This note summarizes a recent development in hermetic wafer-level sealing for MEMS silicon photonic chips. A research team from KTH Royal Institute of Technology collaborated with EPFL, Tyndall, IMEC, and other institutes to develop a hermetic sealing method for MEMS silicon photonic devices.
Background
Suspended MEMS waveguides often have their SiO2 cladding removed, leaving them sensitive to airflow, dust, and other environmental disturbances. Hermetic sealing is required to mitigate these effects and support commercialization of MEMS silicon photonic devices.
Process Overview
The work used an IMEC iSiPP50G process platform. Local undercut etching was already performed near the waveguides. Additional HF etching was applied to form a vacuum cavity and create suspended waveguides and MEMS structures.

On a separate 100 mm SOI wafer, a 25 μm-thick silicon cap was formed and a 2 μm gold layer was deposited. Matching metal patterns were fabricated on the silicon photonic chip top metal layer. The SOI sealing cap wafer was bonded to the photonic chip using the metal layers as the bonding interface. After removing the handle wafer, a silicon sealing cap covered the MEMS waveguide region that required protection. The overall process flow is shown below.

Sealed Chip Structure
A cross-section of the sealed chip is shown below.

The silicon sealing cap can be dimensioned to cover the MEMS waveguide area as needed. Grating couplers and metal pads were placed outside the sealing cap area to facilitate testing without protection.

Optical and Reliability Characterization
Asymmetric MZIs were characterized before and after sealing. Spectral responses showed no significant changes; peak spectra were close to reference waveguides. Four MZI designs with different lengths and mechanical stability were compared using extinction ratio (ER) spectra. The most fragile cantilever design failed (device B in the figure), while the other three designs retained high ER values.
Sealed phase shifters showed substantially improved phase stability. The 3 dB modulation bandwidth increased from 213 kHz to 776 kHz. Under 36 V DC drive, a pi/2 phase shift was achieved.
Hermeticity Assessment
Hermeticity of the sealing cap was evaluated with an optical profilometer to measure cap deflection. The maximum center deflection was 0.63 μm, corresponding to an internal cavity pressure of a few millibar. Results are shown below.

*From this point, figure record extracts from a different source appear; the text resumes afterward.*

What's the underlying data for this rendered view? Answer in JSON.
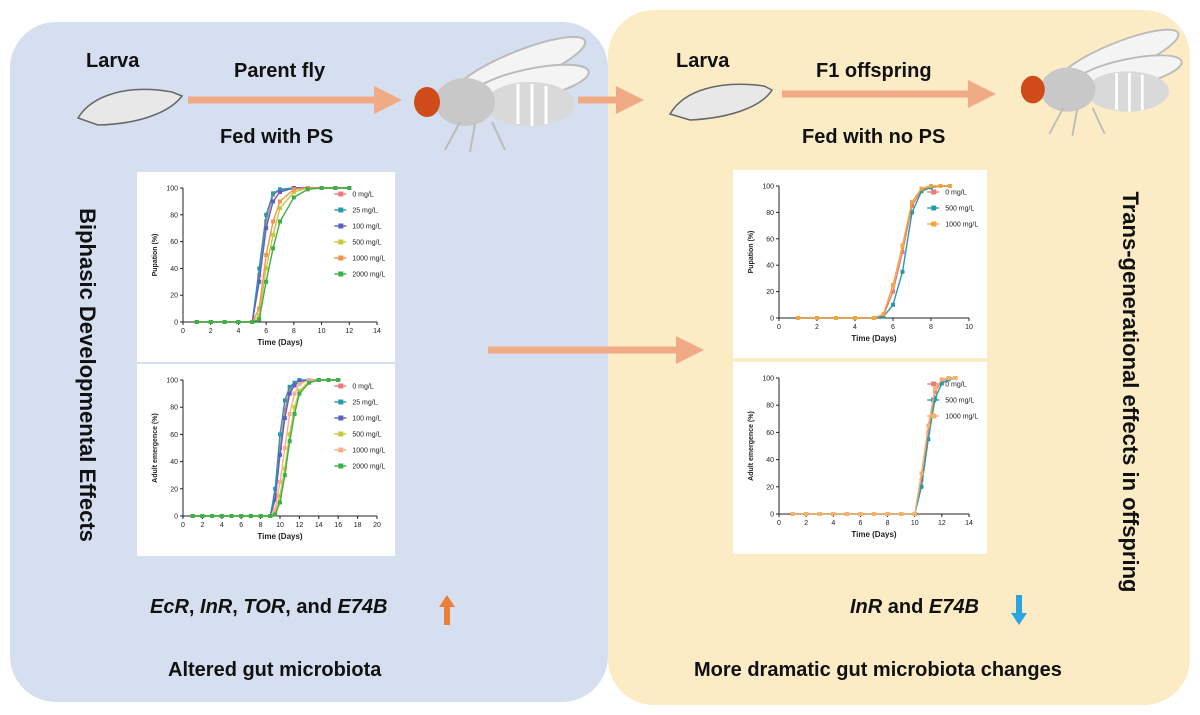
{
  "parent": {
    "larva_label": "Larva",
    "arrow_label": "Parent fly",
    "feed_label": "Fed with PS",
    "side_label": "Biphasic Developmental Effects",
    "genes": [
      "EcR",
      "InR",
      "TOR",
      "E74B"
    ],
    "gene_seps": [
      ", ",
      ", ",
      ", and "
    ],
    "gene_trend": "up",
    "gene_trend_color": "#e9803a",
    "microbiota": "Altered gut microbiota",
    "panel_color": "#d6dff0"
  },
  "offspring": {
    "larva_label": "Larva",
    "arrow_label": "F1 offspring",
    "feed_label": "Fed with no PS",
    "side_label": "Trans-generational effects in offspring",
    "genes": [
      "InR",
      "E74B"
    ],
    "gene_seps": [
      " and "
    ],
    "gene_trend": "down",
    "gene_trend_color": "#2aa6de",
    "microbiota": "More dramatic gut microbiota changes",
    "panel_color": "#fbecc5"
  },
  "arrow_color": "#f0ab86",
  "chart_data": [
    {
      "type": "line",
      "xlabel": "Time (Days)",
      "ylabel": "Pupation (%)",
      "xlim": [
        0,
        14
      ],
      "ylim": [
        0,
        100
      ],
      "xticks": [
        0,
        2,
        4,
        6,
        8,
        10,
        12,
        14
      ],
      "yticks": [
        0,
        20,
        40,
        60,
        80,
        100
      ],
      "legend_position": "right",
      "series": [
        {
          "name": "0 mg/L",
          "color": "#e97b7b",
          "x": [
            1,
            2,
            3,
            4,
            5,
            5.5,
            6,
            6.5,
            7,
            8,
            9,
            10,
            11,
            12
          ],
          "y": [
            0,
            0,
            0,
            0,
            0,
            35,
            75,
            95,
            98,
            100,
            100,
            100,
            100,
            100
          ]
        },
        {
          "name": "25 mg/L",
          "color": "#2a9aa8",
          "x": [
            1,
            2,
            3,
            4,
            5,
            5.5,
            6,
            6.5,
            7,
            8,
            9,
            10,
            11,
            12
          ],
          "y": [
            0,
            0,
            0,
            0,
            0,
            40,
            80,
            96,
            99,
            100,
            100,
            100,
            100,
            100
          ]
        },
        {
          "name": "100 mg/L",
          "color": "#5b5fc7",
          "x": [
            1,
            2,
            3,
            4,
            5,
            5.5,
            6,
            6.5,
            7,
            8,
            9,
            10,
            11,
            12
          ],
          "y": [
            0,
            0,
            0,
            0,
            0,
            30,
            70,
            90,
            97,
            100,
            100,
            100,
            100,
            100
          ]
        },
        {
          "name": "500 mg/L",
          "color": "#c9c83a",
          "x": [
            1,
            2,
            3,
            4,
            5,
            5.5,
            6,
            6.5,
            7,
            8,
            9,
            10,
            11,
            12
          ],
          "y": [
            0,
            0,
            0,
            0,
            0,
            5,
            40,
            65,
            85,
            97,
            100,
            100,
            100,
            100
          ]
        },
        {
          "name": "1000 mg/L",
          "color": "#f0954a",
          "x": [
            1,
            2,
            3,
            4,
            5,
            5.5,
            6,
            6.5,
            7,
            8,
            9,
            10,
            11,
            12
          ],
          "y": [
            0,
            0,
            0,
            0,
            0,
            10,
            50,
            75,
            90,
            99,
            100,
            100,
            100,
            100
          ]
        },
        {
          "name": "2000 mg/L",
          "color": "#3bb04a",
          "x": [
            1,
            2,
            3,
            4,
            5,
            5.5,
            6,
            6.5,
            7,
            8,
            9,
            10,
            11,
            12
          ],
          "y": [
            0,
            0,
            0,
            0,
            0,
            2,
            30,
            55,
            75,
            93,
            99,
            100,
            100,
            100
          ]
        }
      ]
    },
    {
      "type": "line",
      "xlabel": "Time (Days)",
      "ylabel": "Adult emergence (%)",
      "xlim": [
        0,
        20
      ],
      "ylim": [
        0,
        100
      ],
      "xticks": [
        0,
        2,
        4,
        6,
        8,
        10,
        12,
        14,
        16,
        18,
        20
      ],
      "yticks": [
        0,
        20,
        40,
        60,
        80,
        100
      ],
      "legend_position": "right",
      "series": [
        {
          "name": "0 mg/L",
          "color": "#e97b7b",
          "x": [
            1,
            2,
            3,
            4,
            5,
            6,
            7,
            8,
            9,
            9.5,
            10,
            10.5,
            11,
            11.5,
            12,
            13,
            14,
            15,
            16
          ],
          "y": [
            0,
            0,
            0,
            0,
            0,
            0,
            0,
            0,
            0,
            15,
            50,
            78,
            93,
            97,
            99,
            100,
            100,
            100,
            100
          ]
        },
        {
          "name": "25 mg/L",
          "color": "#2a9aa8",
          "x": [
            1,
            2,
            3,
            4,
            5,
            6,
            7,
            8,
            9,
            9.5,
            10,
            10.5,
            11,
            11.5,
            12,
            13,
            14,
            15,
            16
          ],
          "y": [
            0,
            0,
            0,
            0,
            0,
            0,
            0,
            0,
            0,
            20,
            60,
            85,
            95,
            98,
            100,
            100,
            100,
            100,
            100
          ]
        },
        {
          "name": "100 mg/L",
          "color": "#5b5fc7",
          "x": [
            1,
            2,
            3,
            4,
            5,
            6,
            7,
            8,
            9,
            9.5,
            10,
            10.5,
            11,
            11.5,
            12,
            13,
            14,
            15,
            16
          ],
          "y": [
            0,
            0,
            0,
            0,
            0,
            0,
            0,
            0,
            0,
            12,
            45,
            72,
            90,
            96,
            99,
            100,
            100,
            100,
            100
          ]
        },
        {
          "name": "500 mg/L",
          "color": "#c9c83a",
          "x": [
            1,
            2,
            3,
            4,
            5,
            6,
            7,
            8,
            9,
            9.5,
            10,
            10.5,
            11,
            11.5,
            12,
            13,
            14,
            15,
            16
          ],
          "y": [
            0,
            0,
            0,
            0,
            0,
            0,
            0,
            0,
            0,
            2,
            15,
            35,
            60,
            80,
            92,
            99,
            100,
            100,
            100
          ]
        },
        {
          "name": "1000 mg/L",
          "color": "#f7b089",
          "x": [
            1,
            2,
            3,
            4,
            5,
            6,
            7,
            8,
            9,
            9.5,
            10,
            10.5,
            11,
            11.5,
            12,
            13,
            14,
            15,
            16
          ],
          "y": [
            0,
            0,
            0,
            0,
            0,
            0,
            0,
            0,
            0,
            5,
            25,
            50,
            75,
            90,
            97,
            100,
            100,
            100,
            100
          ]
        },
        {
          "name": "2000 mg/L",
          "color": "#3bb04a",
          "x": [
            1,
            2,
            3,
            4,
            5,
            6,
            7,
            8,
            9,
            9.5,
            10,
            10.5,
            11,
            11.5,
            12,
            13,
            14,
            15,
            16
          ],
          "y": [
            0,
            0,
            0,
            0,
            0,
            0,
            0,
            0,
            0,
            1,
            10,
            30,
            55,
            75,
            90,
            98,
            100,
            100,
            100
          ]
        }
      ]
    },
    {
      "type": "line",
      "xlabel": "Time (Days)",
      "ylabel": "Pupation (%)",
      "xlim": [
        0,
        10
      ],
      "ylim": [
        0,
        100
      ],
      "xticks": [
        0,
        2,
        4,
        6,
        8,
        10
      ],
      "yticks": [
        0,
        20,
        40,
        60,
        80,
        100
      ],
      "legend_position": "right",
      "series": [
        {
          "name": "0 mg/L",
          "color": "#e97b7b",
          "x": [
            1,
            2,
            3,
            4,
            5,
            5.5,
            6,
            6.5,
            7,
            7.5,
            8,
            8.5,
            9
          ],
          "y": [
            0,
            0,
            0,
            0,
            0,
            2,
            20,
            50,
            85,
            97,
            99,
            100,
            100
          ]
        },
        {
          "name": "500 mg/L",
          "color": "#2a9aa8",
          "x": [
            1,
            2,
            3,
            4,
            5,
            5.5,
            6,
            6.5,
            7,
            7.5,
            8,
            8.5,
            9
          ],
          "y": [
            0,
            0,
            0,
            0,
            0,
            1,
            10,
            35,
            80,
            96,
            99,
            100,
            100
          ]
        },
        {
          "name": "1000 mg/L",
          "color": "#f4a53e",
          "x": [
            1,
            2,
            3,
            4,
            5,
            5.5,
            6,
            6.5,
            7,
            7.5,
            8,
            8.5,
            9
          ],
          "y": [
            0,
            0,
            0,
            0,
            0,
            3,
            25,
            55,
            88,
            98,
            100,
            100,
            100
          ]
        }
      ]
    },
    {
      "type": "line",
      "xlabel": "Time (Days)",
      "ylabel": "Adult emergence (%)",
      "xlim": [
        0,
        14
      ],
      "ylim": [
        0,
        100
      ],
      "xticks": [
        0,
        2,
        4,
        6,
        8,
        10,
        12,
        14
      ],
      "yticks": [
        0,
        20,
        40,
        60,
        80,
        100
      ],
      "legend_position": "right",
      "series": [
        {
          "name": "0 mg/L",
          "color": "#e97b7b",
          "x": [
            1,
            2,
            3,
            4,
            5,
            6,
            7,
            8,
            9,
            10,
            10.5,
            11,
            11.5,
            12,
            12.5,
            13
          ],
          "y": [
            0,
            0,
            0,
            0,
            0,
            0,
            0,
            0,
            0,
            0,
            25,
            60,
            90,
            98,
            100,
            100
          ]
        },
        {
          "name": "500 mg/L",
          "color": "#2a9aa8",
          "x": [
            1,
            2,
            3,
            4,
            5,
            6,
            7,
            8,
            9,
            10,
            10.5,
            11,
            11.5,
            12,
            12.5,
            13
          ],
          "y": [
            0,
            0,
            0,
            0,
            0,
            0,
            0,
            0,
            0,
            0,
            20,
            55,
            85,
            96,
            99,
            100
          ]
        },
        {
          "name": "1000 mg/L",
          "color": "#f7b16a",
          "x": [
            1,
            2,
            3,
            4,
            5,
            6,
            7,
            8,
            9,
            10,
            10.5,
            11,
            11.5,
            12,
            12.5,
            13
          ],
          "y": [
            0,
            0,
            0,
            0,
            0,
            0,
            0,
            0,
            0,
            0,
            30,
            65,
            92,
            99,
            100,
            100
          ]
        }
      ]
    }
  ]
}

Out of 128 cavities from four dies (two near the wafer center, two near the wafer edge), 115 passed hermeticity testing, yielding nearly 90% yield. After storing the wafer for 21 days, hermeticity remained within specifications. Wafer singulation did not affect hermeticity. These tests support the reliability of the sealing approach.
Design Flexibility and Integration
Sealing cap shapes are flexible and not limited to rectangles; L-shaped, triangular, and donut geometries are possible. The image below shows a donut-shaped cap with metal pads on both sides for electrical testing.

Because the silicon cap is only 25 μm high while typical bumps are around 50 μm, other chips can be flip-chipped onto the sealed MEMS silicon photonic chip. The schematic below illustrates a glass interposer flip-chipped to the silicon photonic chip; the interposer in the example uses 599 bumps.

Summary
The KTH group used metal bonding to form a silicon sealing cap over MEMS waveguides, protecting suspended waveguides from airflow and environmental disturbance. The approach improved device stability and yield while using relatively simple process steps. A series of reliability tests demonstrated the method's robustness. MEMS phase shifters remain attractive for dense photonic integration due to short device length and zero static power, despite modest bandwidths on the order of hundreds of kilohertz.
A previous MEMS-based photonic computing system demonstrated at Hot Chips 2019 raised questions about packaging and system reliability. This wafer-level hermetic sealing technique offers a practical path toward more robust MEMS silicon photonic devices. Next steps likely include validating flip-chip integration of electronic chips onto the hermetically sealed MEMS photonic chips.